Synergy and Gateway Open
In 2007, closely tied to the organization, Gateway formed a group called Gateway Open, which competed in Open class in both the Winter Guard International (WGI) and Mid Continent Color Guard Association (MCCGA) circuits. This concept was reinvented in 2008 as Synergy Indoor, an A Class group, given independence from Gateway although it retained its ties to the organization. Neither Gateway Open nor Synergy Indoor have existed since the closure of the 2008 season.
Michael Jackson Saves the Day
After the 2007 season, which saw a drop in competitive success and many members who left the organization, the group was in trouble. Gateway needed to recover and come out in 2008 with a production that offered a breath of fresh air to steer the organization back in the right direction. Thus, 2008 saw the creation of “Michael,” a crowd favorite show exploring the music of Michael Jackson.
Regarded as an important and special moment in our story, the 2008 season was the most successful yet, as the group finished 8th place at WGI World Championships.
The McIntosh and Hinshaw Era
At the 2011 WGI Advisory Board Annual Meeting in Las Vegas, NV, Michael McIntosh spoke with longtime friend and Gateway’s then Program Coordinator, Chad Schaedler. It was time to put aside WGI judging and go "all in" on the competitive side. From that moment, Michael McIntosh became an integral component of the Gateway family. Michael suggested a good friend of his, Richard Hinshaw, as the Visual Designer, along with Alan Miller as the Front Ensemble Arranger. Soon afterwards, Gateway’s 2012 Design was official, announced online, which ignited the curiosity of the WGI community.
The 2012 Design Team proposed an idea for a show for the first year WGI allowed the use of lights in groups’ productions. Due to the connection with Conference Technologies, Inc.—one of the organization's key sponsors —Gateway was able to secure the rental of a 12,000-lumen projector and projector screen. The designers offered the idea of making the screen not just a prop, but a character itself—a revolutionary idea never before seen in WGI. Known as her nickname “Mona Lisa”—inspired by the floating head of Oz and the Big Brother in George Orwell’s 1984—an imperialist dictator of a futuristic dystopian society was born.
Gateway had its most successful season yet, finishing 7th place at WGI World Championships. However, three weeks before accomplishing that feat, tragedy struck...
On March 25th, 2012, only three weeks before WGI Finals, Gateway faced one of its largest challenges ever. While traveling back to St. Louis after MCCGA Championships in Springfield, MO, Gateway’s equipment trailer veered off the highway in the dark of night. It rolled multiple times, scattering valuable equipment along the side of the highway. Although much of the equipment was damaged beyond repair, the most important and fortunate aspect of the situation was the driver of the trailer walked away from the accident with only a few scratches, and a host of bad memories.

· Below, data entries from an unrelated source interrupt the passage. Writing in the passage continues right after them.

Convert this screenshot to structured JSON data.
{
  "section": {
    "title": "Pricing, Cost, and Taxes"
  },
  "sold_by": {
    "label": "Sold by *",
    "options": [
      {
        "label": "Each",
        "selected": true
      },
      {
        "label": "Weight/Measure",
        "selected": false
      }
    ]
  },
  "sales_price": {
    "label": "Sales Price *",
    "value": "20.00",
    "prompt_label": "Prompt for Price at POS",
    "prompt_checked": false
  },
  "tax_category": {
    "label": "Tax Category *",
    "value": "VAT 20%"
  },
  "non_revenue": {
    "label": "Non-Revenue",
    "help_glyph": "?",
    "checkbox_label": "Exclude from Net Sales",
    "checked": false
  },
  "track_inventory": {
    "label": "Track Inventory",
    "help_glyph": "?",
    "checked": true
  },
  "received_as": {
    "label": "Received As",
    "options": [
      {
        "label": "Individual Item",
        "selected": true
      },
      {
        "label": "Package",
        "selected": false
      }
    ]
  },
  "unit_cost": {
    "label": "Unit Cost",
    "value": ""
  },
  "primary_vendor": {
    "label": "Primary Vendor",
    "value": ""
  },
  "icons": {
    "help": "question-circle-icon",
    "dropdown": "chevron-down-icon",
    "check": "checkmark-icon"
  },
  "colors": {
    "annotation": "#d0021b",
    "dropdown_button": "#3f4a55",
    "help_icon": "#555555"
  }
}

The evening after the accident, the Gateway directors organized a conference call with all the members, informing them of the news, but assuring everyone that we could come together and find a way to finish the season.
The following weekend, the staff, members, alumni, and volunteers of Gateway came together as a family to rebuild and recover. With the gracious help of several other programs, Gateway was able to borrow a truck and enough equipment to bring the show to life for WGI finals. Not only did the group survive, but we finished the season 7th place, the highest placement the organization had seen to date. The notorious crash of 2012 revealed a significant characteristic of the organization: our resilience.

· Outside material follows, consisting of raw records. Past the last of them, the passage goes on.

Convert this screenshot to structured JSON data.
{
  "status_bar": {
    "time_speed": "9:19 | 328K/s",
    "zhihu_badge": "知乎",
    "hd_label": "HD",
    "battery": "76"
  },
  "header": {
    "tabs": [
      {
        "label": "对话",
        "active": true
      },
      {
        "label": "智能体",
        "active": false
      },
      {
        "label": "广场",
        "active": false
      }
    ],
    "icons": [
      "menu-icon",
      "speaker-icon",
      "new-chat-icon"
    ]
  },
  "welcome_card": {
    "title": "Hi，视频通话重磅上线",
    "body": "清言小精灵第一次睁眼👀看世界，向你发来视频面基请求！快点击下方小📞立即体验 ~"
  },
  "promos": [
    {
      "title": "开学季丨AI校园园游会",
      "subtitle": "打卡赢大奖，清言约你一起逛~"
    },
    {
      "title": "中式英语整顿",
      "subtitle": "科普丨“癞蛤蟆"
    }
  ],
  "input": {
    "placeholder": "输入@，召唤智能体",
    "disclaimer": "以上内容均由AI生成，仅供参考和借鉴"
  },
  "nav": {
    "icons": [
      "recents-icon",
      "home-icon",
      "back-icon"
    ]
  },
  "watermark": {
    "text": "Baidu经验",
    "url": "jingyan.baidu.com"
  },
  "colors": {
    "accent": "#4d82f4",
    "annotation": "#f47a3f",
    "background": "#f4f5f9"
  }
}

After finishing 7th place in 2012, the organization was ready to take the next competitive step and attempt to not only climb higher in the ranks, but continue to produce high-quality art in 2013, our 10th year anniversary. Testing our musical and thematic limits, the Gateway designers wanted to take the audience to the other side of the world—to India.
For the 2013 program, Gateway offered a taste of Eastern music and worldviews to produce “Ajna,” a show exploring the concepts of the mind’s Third Eye and the six Chakras found in the Hindu religion. We wanted to use a projector screen again, although for a different purpose. Instead of representing the screen as a character, like in 2012, we wanted to make the screen a representation of the Third Eye—a multimedia expansion of a giant female’s face that covered the tarp.

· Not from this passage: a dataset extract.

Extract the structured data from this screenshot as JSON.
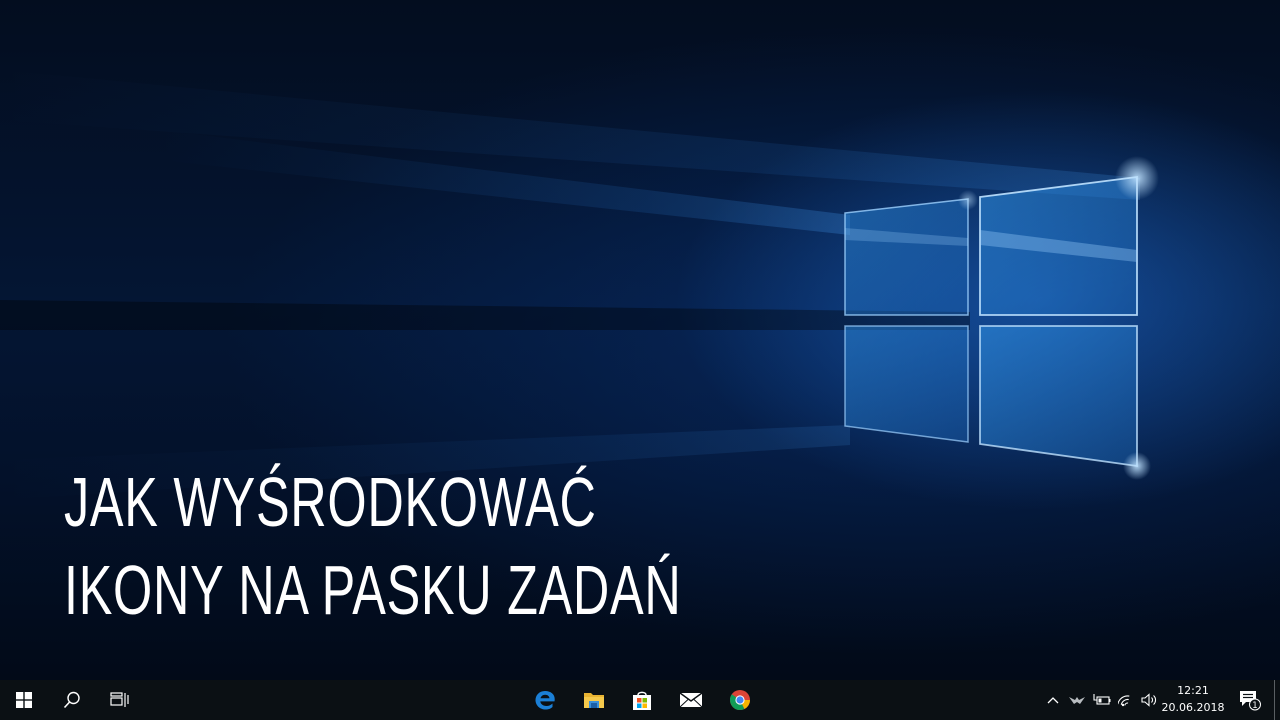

“Ajna” saw competitive success again at the 2013 WGI Championships, finishing 7th place again. However, in 2014, the organization took another step forward and made a group that would eventually become the most successful Gateway ever.
A New Decade and Beyond…
In 2014, Gateway started a new decade and created a work of art that took the activity to a new level. Regarded as a show that "transcended the medium," as declared on his judge tape by WGI General Effect judge Dr. Joe Allison, "Oh Say Can You See" was a complete success. The group finished 5th place at WGI World Championships, but that competitive success was overshadowed by a more important aspect of the season: the education our members received of a pivotal moment in America's history, the Vietnam War. The 2014 Design Team didn't just want to do a show about Vietnam, they wanted the audience to feel as if they were in Vietnam.
Paying respect to fallen, M.I.A., and surviving war veterans, Gateway had a Vietnam War memorial replica that stood at the back of our "stage," which contained all the names found on the actual Vietnam War Memorial in Washington DC. Although many indoor percussion groups finish their shows with loud impacts and aggressive drumming, "Oh Say Can You See" concluded with an emotional display of the performers touching the Memorial, raising the peace sign, accompanied with an excerpt of Leann Rimes "Amazing Grace." Gateway pulled at the heartstrings of a respectful audience in UD Arena, giving WGI an emotional side of pageantry performance we hope to see in the future.